Business cases you shelved deserve a rerun. If you costed an AI project in 2025 and parked it as too expensive, the inputs are stale. A workload priced against last year's per-token rates can look completely different against a model a third of the price. This matters most for the high-volume, low-margin ideas: document processing, call summarisation, catalogue work. Things that failed the maths at old prices often clear it at new ones. Rerun the numbers before you rerun the debate.
Long lock-ins are the wrong trade. Signing a multi-year, single-vendor AI commitment right now means paying today's prices for a capability that will be cheaper and probably beaten by a rival within two quarters. Where a vendor insists on term, insist on price-review clauses and the right to substitute models. Willison's five-crowns-in-six-months observation is the negotiating evidence.

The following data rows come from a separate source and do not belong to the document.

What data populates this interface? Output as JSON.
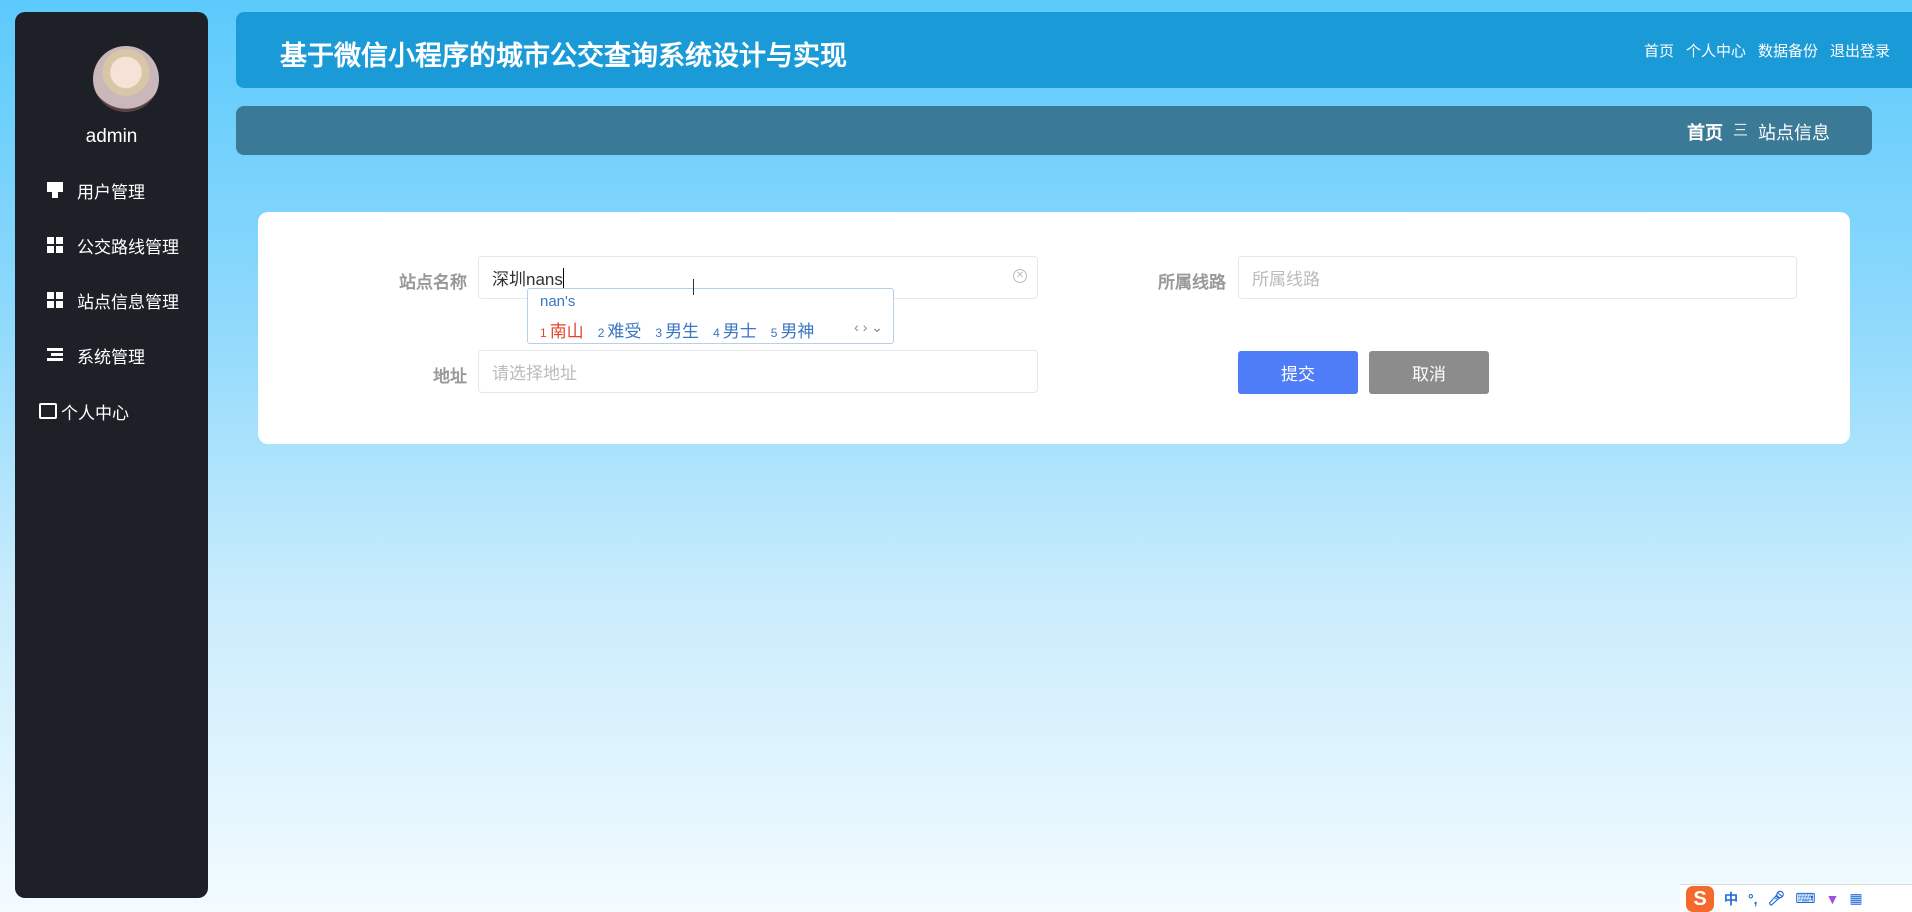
{
  "sidebar": {
    "username": "admin",
    "items": [
      {
        "label": "用户管理",
        "icon": "user-manage-icon"
      },
      {
        "label": "公交路线管理",
        "icon": "grid-icon"
      },
      {
        "label": "站点信息管理",
        "icon": "grid-icon"
      },
      {
        "label": "系统管理",
        "icon": "list-icon"
      },
      {
        "label": "个人中心",
        "icon": "card-icon"
      }
    ]
  },
  "header": {
    "title": "基于微信小程序的城市公交查询系统设计与实现",
    "links": [
      "首页",
      "个人中心",
      "数据备份",
      "退出登录"
    ]
  },
  "breadcrumb": {
    "home": "首页",
    "separator": "三",
    "current": "站点信息"
  },
  "form": {
    "station_name": {
      "label": "站点名称",
      "value": "深圳nans"
    },
    "route": {
      "label": "所属线路",
      "placeholder": "所属线路"
    },
    "address": {
      "label": "地址",
      "placeholder": "请选择地址"
    },
    "submit": "提交",
    "cancel": "取消"
  },
  "ime": {
    "pinyin": "nan's",
    "candidates": [
      {
        "n": "1",
        "t": "南山"
      },
      {
        "n": "2",
        "t": "难受"
      },
      {
        "n": "3",
        "t": "男生"
      },
      {
        "n": "4",
        "t": "男士"
      },
      {
        "n": "5",
        "t": "男神"
      }
    ],
    "nav": "‹ › ⌄"
  },
  "taskbar": {
    "ime_logo": "S",
    "mode": "中",
    "punct": "°,",
    "items": [
      "mic-icon",
      "keyboard-icon",
      "skin-icon",
      "apps-icon"
    ]
  },
  "colors": {
    "sidebar": "#1d2127",
    "header": "#1a9ad7",
    "breadcrumb": "#3b7a96",
    "submit": "#4f7cf7",
    "cancel": "#8c8c8c"
  }
}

Design for switching from day one. The practical version of vendor flexibility is architectural, not contractual. Keep your prompts, workflows and evaluation tests documented outside any one vendor's platform, so that moving from one model to another is a re-test rather than a rebuild. Businesses that did this in the past year have quietly upgraded three times for free. Businesses that hard-wired one vendor's quirks into their processes have not.
Expect your total spend to rise anyway. This is the honest footnote. Unit prices are collapsing, but usage grows faster. Google's seven-fold token growth is the pattern in miniature: as AI gets cheaper, you use it for more things, and the bill reflects volume, not rates. Budget for adoption growth, and put someone in charge of watching usage the way you watch mobile or cloud spend.
The counterweight
Falling prices did not stop serious buyers from committing this week. KPMG announced it is rolling Claude out to its entire 276,000-person global workforce. The lesson is not that big firms ignore lock-in risk. It is that they have decided waiting costs more than switching later will. The price curve rewards businesses that start now with flexible arrangements, not businesses that wait for the curve to flatten. It shows no sign of flattening.
For an Australian mid-market operator running tight margins, the takeaway fits on a sticky note. Buy short, design portable, measure usage every month, and rerun last year's rejected business cases. The intelligence keeps getting cheaper. The advantage goes to whoever has built the habits to keep re-buying it well.